Ok, so, if we can agree on the assumption that gendered bathrooms exist because they serve a social function, meaning they exist because people expect them to exist, then, which bathroom should this society expect a person whom they perceive as a man to use? (Answer: The men’s room.) Then, the next thing to ask is this: What information is communicated about one’s gender, in practice, besides visual appearance, among strangers in a public space? (Answer: None.)
This further specify the scenarios. While fundamentally, this debate should be equally relevant to people of any gender using any gendered bathrooms, in practice, the debate is mostly about transwomen who do not visually pass as a woman using a women’s bathroom. Efforts to frame this debate a fundamental issue about the definition of genders and identities are perhaps misguided, because the main thing that matters is to resolve the conflict between the need for a safe space for women in a society that sees a need for such a safe space, and the expectation for transwomen whom some people see as men to enter these safe space reserved for women. Of course, the same struggle exist in every other directions, but the conversations about these issues need to reflect the relative weight of the different scenarios. This applies for the debates regarding Asian Americans and college admission policies. This applies for discriminatory custody laws. The same applies here. The experiences of transwomen and transmen are not the same because they are somehow united by their transgender-ness, and the conversations need to be conscious of that.

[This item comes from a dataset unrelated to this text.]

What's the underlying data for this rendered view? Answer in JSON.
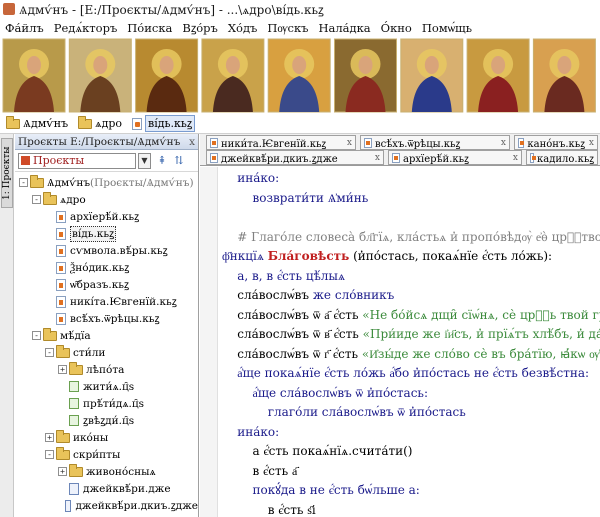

But back to the premise of this article, which is about pitching fundamental rights against social practices. Here, I raise another analogy.
Should a non-Muslim woman visiting a country that requires all women to wear hijabs, wear a hijab? If you are visiting, you would probably wear it out of respect for other’s culture and expectations, unless it is a hill you choose to die on. If you live there, you might choose to fight for your right to not wear one. But, if you don’t live there but visit there regularly, say, as frequently as you would visit a bathroom, your degree of determination is probably somewhere in between, depending on the support you get from the natives.